Todas as estratégias desenhadas e colocadas em prática pelo executivo de 59 anos foram "autorais". Em conversa com alunos da Universidade de Auburn, no Alabama, onde se formou, Cook disse que sabia que nunca deveria tentar copiar o estilo e o pensamento de Jobs.

"Eu falharia miseravelmente se fizesse isso e acho que é o que acontece com muita gente que tem que dar continuidade ao legado de uma pessoa que é um ícone. O importante é traçar o próprio caminho e ser a melhor versão de si", discursou Cook, em 2017.

Desde que assumiu a Apple, Cook mantém sua rotina de acordar às 4 horas da manhã para revisar os dados de vendas globais. Ele segue se reunindo às sextas-feiras com a equipe de operações e finanças.

As reuniões com Cook, aliás, são um caso à parte. Joe O’Sullivan, um ex-executivo da Apple, disse que no primeiro dia de trabalho de Tim Cook na empresa, em março de 1998, ele conduziu uma reunião de 11 horas.

O caso é um bom exemplo de como o executivo é detalhista. A liderança do americano é marcada por uma bateria de perguntas e ele espera que seus pares saibam responder de maneira completa a cada uma delas.

Apesar de ser um chefe "linha dura", Cook é bastante colaborativo – e não apenas com sua equipe direta. Em 2013, depois de uma conversa com um dos principais investidores da companhia, o executivo fez o que o seu predecessor jamais faria: usou enorme fluxo de caixa positivo da empresa para recomprar ações da Apple.

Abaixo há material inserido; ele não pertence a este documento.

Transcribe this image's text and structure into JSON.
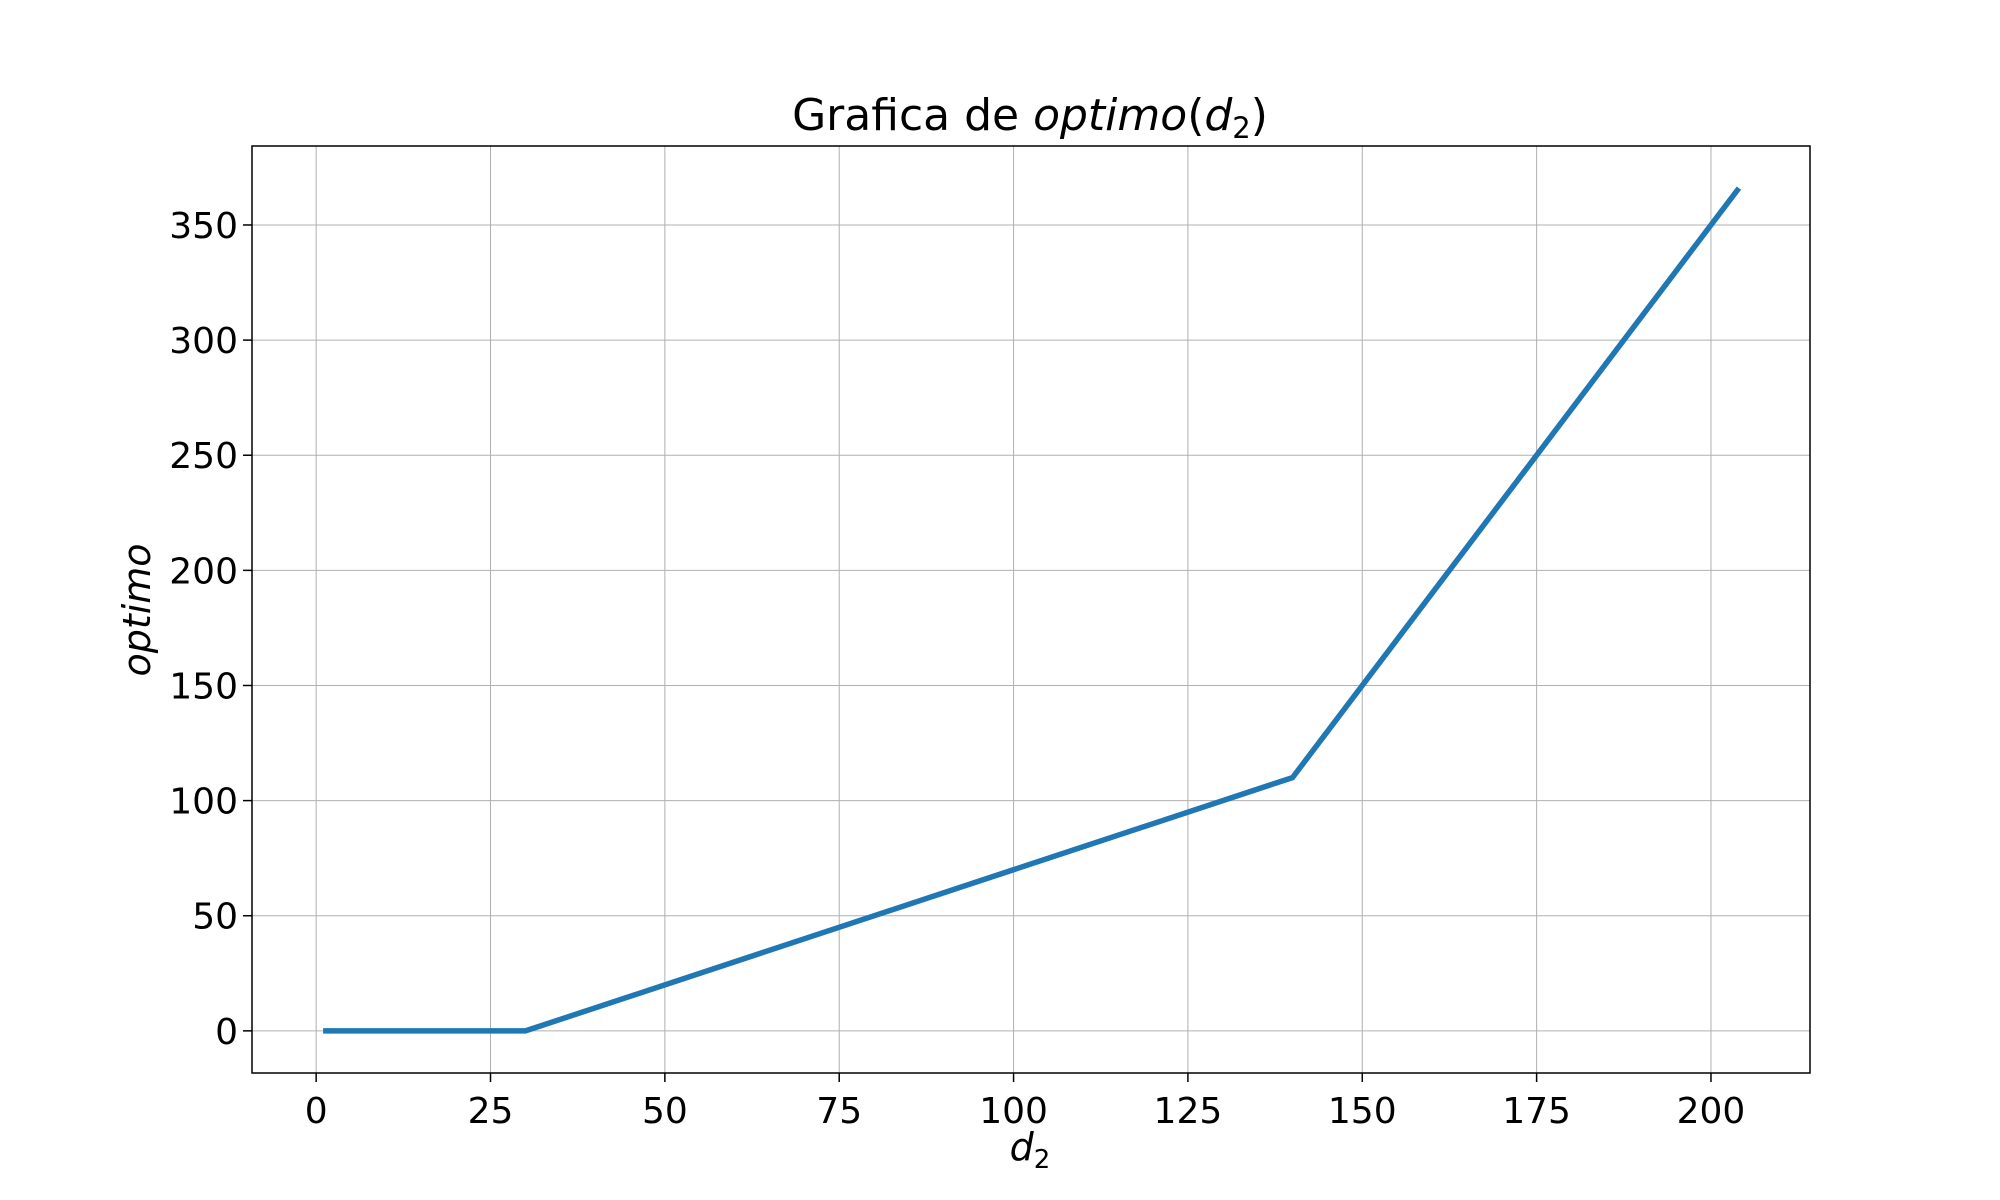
{
  "chart_data": {
    "type": "line",
    "title": {
      "prefix": "Grafica de ",
      "func": "optimo",
      "open": "(",
      "var": "d",
      "sub": "2",
      "close": ")"
    },
    "xlabel": {
      "var": "d",
      "sub": "2"
    },
    "ylabel": "optimo",
    "xlim": [
      -9.2,
      214.2
    ],
    "ylim": [
      -18.3,
      384.3
    ],
    "xticks": [
      0,
      25,
      50,
      75,
      100,
      125,
      150,
      175,
      200
    ],
    "yticks": [
      0,
      50,
      100,
      150,
      200,
      250,
      300,
      350
    ],
    "grid": true,
    "series": [
      {
        "color": "#1f77b4",
        "x": [
          1,
          30,
          140,
          204
        ],
        "y": [
          0,
          0,
          110,
          366
        ]
      }
    ]
  }
}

No começo foram US$ 30 bilhões alocados para esse fim, mas a quantia subiu para os atuais US$ 360 bilhões. Essa tática acertada de retornar capital foi o que atraiu novos investidores, entre eles Warren Buffett com sua gigante Berkshire Hathaway.

A semente de tudo

Nascido em Robertsdale, no Alabama, Timothy D. Cook é o filho do meio do casal Donald e Geraldine Cook. Formado em engenharia industrial pela Universidade de Auburn, ele também acumula o MBA pela Universidade de Duke.

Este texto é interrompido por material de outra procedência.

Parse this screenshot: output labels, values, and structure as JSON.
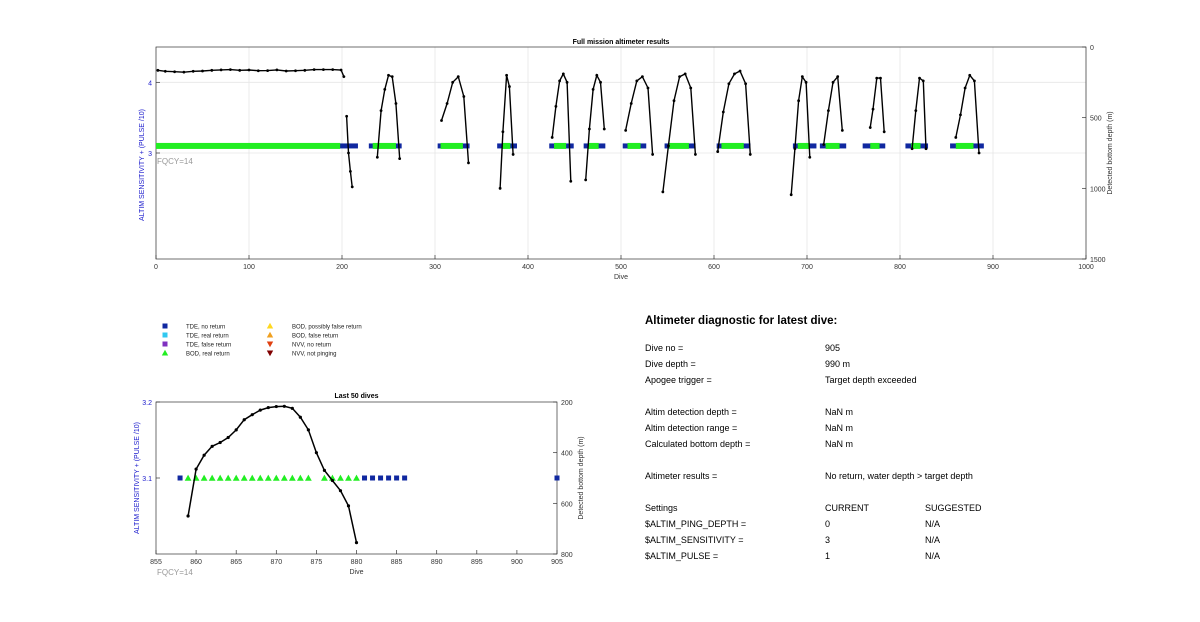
{
  "chart_data": [
    {
      "type": "line",
      "title": "Full mission altimeter results",
      "xlabel": "Dive",
      "ylabel": "ALTIM SENSITIVITY + (PULSE /10)",
      "y2label": "Detected bottom depth (m)",
      "xlim": [
        0,
        1000
      ],
      "ylim": [
        1.5,
        4.5
      ],
      "y2lim": [
        0,
        1500
      ],
      "y2_reversed": true,
      "xticks": [
        "0",
        "100",
        "200",
        "300",
        "400",
        "500",
        "600",
        "700",
        "800",
        "900",
        "1000"
      ],
      "yticks": [
        "3",
        "4"
      ],
      "y2ticks": [
        "0",
        "500",
        "1000",
        "1500"
      ],
      "annotation": "FQCY=14",
      "grid": true,
      "series": [
        {
          "kind": "depth-line",
          "color": "#000000",
          "segments": [
            {
              "x": [
                2,
                10,
                20,
                30,
                40,
                50,
                60,
                70,
                80,
                90,
                100,
                110,
                120,
                130,
                140,
                150,
                160,
                170,
                180,
                190,
                199,
                202
              ],
              "y": [
                165,
                172,
                175,
                178,
                172,
                170,
                165,
                162,
                160,
                165,
                163,
                168,
                167,
                162,
                170,
                168,
                165,
                160,
                160,
                160,
                163,
                210
              ]
            },
            {
              "x": [
                205,
                207,
                209,
                211
              ],
              "y": [
                490,
                750,
                880,
                990
              ]
            },
            {
              "x": [
                238,
                242,
                246,
                250,
                254,
                258,
                262
              ],
              "y": [
                780,
                450,
                300,
                200,
                210,
                400,
                790
              ]
            },
            {
              "x": [
                307,
                313,
                319,
                325,
                331,
                336
              ],
              "y": [
                520,
                400,
                250,
                210,
                350,
                820
              ]
            },
            {
              "x": [
                370,
                373,
                377,
                380,
                384
              ],
              "y": [
                1000,
                600,
                200,
                280,
                760
              ]
            },
            {
              "x": [
                426,
                430,
                434,
                438,
                442,
                446
              ],
              "y": [
                640,
                420,
                240,
                190,
                250,
                950
              ]
            },
            {
              "x": [
                462,
                466,
                470,
                474,
                478,
                482
              ],
              "y": [
                940,
                580,
                300,
                200,
                250,
                580
              ]
            },
            {
              "x": [
                505,
                511,
                517,
                523,
                529,
                534
              ],
              "y": [
                590,
                400,
                240,
                210,
                290,
                760
              ]
            },
            {
              "x": [
                545,
                551,
                557,
                563,
                569,
                575,
                580
              ],
              "y": [
                1025,
                700,
                380,
                210,
                190,
                290,
                760
              ]
            },
            {
              "x": [
                604,
                610,
                616,
                622,
                628,
                634,
                639
              ],
              "y": [
                740,
                460,
                260,
                190,
                170,
                260,
                760
              ]
            },
            {
              "x": [
                683,
                687,
                691,
                695,
                699,
                703
              ],
              "y": [
                1045,
                720,
                380,
                210,
                250,
                780
              ]
            },
            {
              "x": [
                718,
                723,
                728,
                733,
                738
              ],
              "y": [
                690,
                450,
                250,
                210,
                590
              ]
            },
            {
              "x": [
                768,
                771,
                775,
                779,
                783
              ],
              "y": [
                570,
                440,
                220,
                220,
                600
              ]
            },
            {
              "x": [
                813,
                817,
                821,
                825,
                828
              ],
              "y": [
                720,
                450,
                220,
                240,
                720
              ]
            },
            {
              "x": [
                860,
                865,
                870,
                875,
                880,
                885
              ],
              "y": [
                640,
                480,
                290,
                200,
                240,
                750
              ]
            }
          ]
        },
        {
          "kind": "bod-real-return-runs",
          "color": "#22ee22",
          "y": 3.1,
          "runs": [
            [
              0,
              198
            ],
            [
              233,
              258
            ],
            [
              306,
              330
            ],
            [
              372,
              381
            ],
            [
              428,
              441
            ],
            [
              465,
              476
            ],
            [
              507,
              521
            ],
            [
              552,
              573
            ],
            [
              608,
              632
            ],
            [
              690,
              703
            ],
            [
              720,
              735
            ],
            [
              768,
              778
            ],
            [
              812,
              822
            ],
            [
              860,
              879
            ]
          ]
        },
        {
          "kind": "tde-no-return-runs",
          "color": "#1028a0",
          "y": 3.1,
          "runs": [
            [
              200,
              215
            ],
            [
              231,
              262
            ],
            [
              305,
              335
            ],
            [
              369,
              386
            ],
            [
              425,
              447
            ],
            [
              462,
              481
            ],
            [
              504,
              525
            ],
            [
              549,
              578
            ],
            [
              605,
              637
            ],
            [
              687,
              708
            ],
            [
              716,
              740
            ],
            [
              762,
              782
            ],
            [
              808,
              828
            ],
            [
              856,
              888
            ]
          ]
        }
      ]
    },
    {
      "type": "scatter",
      "title": "Last 50 dives",
      "xlabel": "Dive",
      "ylabel": "ALTIM SENSITIVITY + (PULSE /10)",
      "y2label": "Detected bottom depth (m)",
      "xlim": [
        855,
        905
      ],
      "ylim": [
        3.0,
        3.2
      ],
      "y2lim": [
        200,
        800
      ],
      "y2_reversed": true,
      "xticks": [
        "855",
        "860",
        "865",
        "870",
        "875",
        "880",
        "885",
        "890",
        "895",
        "900",
        "905"
      ],
      "yticks": [
        "3.1",
        "3.2"
      ],
      "y2ticks": [
        "200",
        "400",
        "600",
        "800"
      ],
      "annotation": "FQCY=14",
      "depth_line": {
        "x": [
          859,
          860,
          861,
          862,
          863,
          864,
          865,
          866,
          867,
          868,
          869,
          870,
          871,
          872,
          873,
          874,
          875,
          876,
          877,
          878,
          879,
          880
        ],
        "y": [
          650,
          465,
          410,
          375,
          360,
          340,
          310,
          270,
          250,
          232,
          222,
          218,
          217,
          225,
          260,
          310,
          400,
          470,
          510,
          550,
          610,
          755
        ]
      },
      "bod_real_return": {
        "x": [
          859,
          860,
          861,
          862,
          863,
          864,
          865,
          866,
          867,
          868,
          869,
          870,
          871,
          872,
          873,
          874,
          876,
          877,
          878,
          879,
          880
        ],
        "y": 3.1
      },
      "tde_no_return": {
        "x": [
          858,
          881,
          882,
          883,
          884,
          885,
          886,
          905
        ],
        "y": 3.1
      }
    }
  ],
  "legend": {
    "left": [
      {
        "label": "TDE, no return",
        "marker": "square",
        "color": "#1028a0"
      },
      {
        "label": "TDE, real return",
        "marker": "square",
        "color": "#30c8f0"
      },
      {
        "label": "TDE, false return",
        "marker": "square",
        "color": "#8030c0"
      },
      {
        "label": "BOD, real return",
        "marker": "triangle-up",
        "color": "#22ee22"
      }
    ],
    "right": [
      {
        "label": "BOD, possibly false return",
        "marker": "triangle-up",
        "color": "#ffd820"
      },
      {
        "label": "BOD, false return",
        "marker": "triangle-up",
        "color": "#f0a020"
      },
      {
        "label": "NVV, no return",
        "marker": "triangle-down",
        "color": "#e04010"
      },
      {
        "label": "NVV, not pinging",
        "marker": "triangle-down",
        "color": "#800000"
      }
    ]
  },
  "diagnostic": {
    "title": "Altimeter diagnostic for latest dive:",
    "dive_no_label": "Dive no =",
    "dive_no_value": "905",
    "dive_depth_label": "Dive depth =",
    "dive_depth_value": "990 m",
    "apogee_label": "Apogee trigger =",
    "apogee_value": "Target depth exceeded",
    "detect_depth_label": "Altim detection depth =",
    "detect_depth_value": "NaN m",
    "detect_range_label": "Altim detection range =",
    "detect_range_value": "NaN m",
    "calc_bottom_label": "Calculated bottom depth =",
    "calc_bottom_value": "NaN m",
    "results_label": "Altimeter results =",
    "results_value": "No return, water depth > target depth",
    "settings_header": "Settings",
    "current_header": "CURRENT",
    "suggested_header": "SUGGESTED",
    "ping_depth_label": "$ALTIM_PING_DEPTH =",
    "ping_depth_current": "0",
    "ping_depth_suggested": "N/A",
    "sensitivity_label": "$ALTIM_SENSITIVITY =",
    "sensitivity_current": "3",
    "sensitivity_suggested": "N/A",
    "pulse_label": "$ALTIM_PULSE =",
    "pulse_current": "1",
    "pulse_suggested": "N/A"
  }
}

Seu desempenho acadêmico impecável abriu portas na IBM, onde Cook atuou por 12 anos, chegando ao posto de diretor de atendimento da empresa na América do Norte, gerenciando funções de fabricação e distribuição para a empresa de computadores pessoais na América do Norte e na América Latina.

Depois, Cook aceitou o convite para ser o vice-presidente da Compaq Computers para materiais corporativos, mas essa experiência profissional foi "abreviada" pela Apple. Em 1998, Cook cedeu aos apelos de Steve Jobs e se tornou o vice-presidente de operações da companhia da maçã.

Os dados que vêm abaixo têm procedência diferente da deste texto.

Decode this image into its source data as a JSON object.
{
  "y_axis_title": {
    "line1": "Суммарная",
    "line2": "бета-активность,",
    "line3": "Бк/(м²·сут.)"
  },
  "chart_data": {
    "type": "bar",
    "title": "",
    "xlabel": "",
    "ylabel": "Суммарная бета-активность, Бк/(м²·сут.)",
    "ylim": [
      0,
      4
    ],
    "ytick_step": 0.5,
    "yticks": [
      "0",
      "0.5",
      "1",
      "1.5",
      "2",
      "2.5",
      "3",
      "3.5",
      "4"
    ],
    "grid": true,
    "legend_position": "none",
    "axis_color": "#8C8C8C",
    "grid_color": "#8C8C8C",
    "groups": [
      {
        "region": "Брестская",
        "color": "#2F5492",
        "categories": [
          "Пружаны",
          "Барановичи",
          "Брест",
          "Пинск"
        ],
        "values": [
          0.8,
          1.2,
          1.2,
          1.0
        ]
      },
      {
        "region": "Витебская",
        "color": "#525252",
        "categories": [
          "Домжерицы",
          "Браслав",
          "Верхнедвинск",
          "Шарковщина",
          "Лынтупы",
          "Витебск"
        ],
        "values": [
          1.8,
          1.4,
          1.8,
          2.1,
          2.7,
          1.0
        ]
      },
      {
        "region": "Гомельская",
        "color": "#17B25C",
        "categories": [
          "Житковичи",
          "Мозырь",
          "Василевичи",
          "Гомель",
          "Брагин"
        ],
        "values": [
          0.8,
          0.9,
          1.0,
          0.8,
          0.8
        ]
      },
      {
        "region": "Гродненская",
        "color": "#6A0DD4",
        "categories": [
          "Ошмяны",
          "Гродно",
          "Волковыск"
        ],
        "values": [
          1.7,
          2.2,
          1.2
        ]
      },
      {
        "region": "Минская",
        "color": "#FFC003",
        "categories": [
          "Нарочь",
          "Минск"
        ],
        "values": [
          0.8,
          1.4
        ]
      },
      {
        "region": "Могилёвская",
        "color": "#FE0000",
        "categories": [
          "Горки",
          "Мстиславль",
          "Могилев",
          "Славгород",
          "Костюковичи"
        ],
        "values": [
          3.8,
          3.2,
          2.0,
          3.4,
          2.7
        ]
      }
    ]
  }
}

Trabalhando lado a lado com Jobs, Cook comenta que a relação transbordava para a amizade. Tanto que, em 2009, quando a saúde do cofundador da Apple estava em estado bastante crítico por conta de um câncer pancreático, Cook ofereceu uma parte de seu próprio fígado, já que um transplante poderia salvar o empresário. Jobs recusou a oferta e faleceu em 2011, mesmo ano em que Cook assumiu a companhia.

Bastante discreto sobre sua vida pessoal, Cook fez uma breve exceção em 2014, quando se assumiu gay publicamente. Ele voltou a falar sobre o caso em 2018, durante uma entrevista à rede de tevê CNN. "Eu precisava fazer algo para mostrar que é possível ser gay e conseguir coisas grandiosas."

Essa sua visão de mundo tem moldado também sua visão dos negócios e Tim Cook está pessoalmente empenhado em promover a diversidade dentro da própria empresa.

Em conversa com o NeoFeed, um funcionário do varejo da Apple contou que não tem contato direto com o CEO, mas que é notório entre todas as equipes a importância da inclusão.

"Quando manda mensagens aos funcionários, ele fala em fazer do mundo um lugar melhor e em deixar um bom legado. Pela primeira vez, não sinto que é um discurso marqueteiro. Percebo, na prática, que a empresa tenta mesmo viver esses valores." Até agora, tem dado resultado.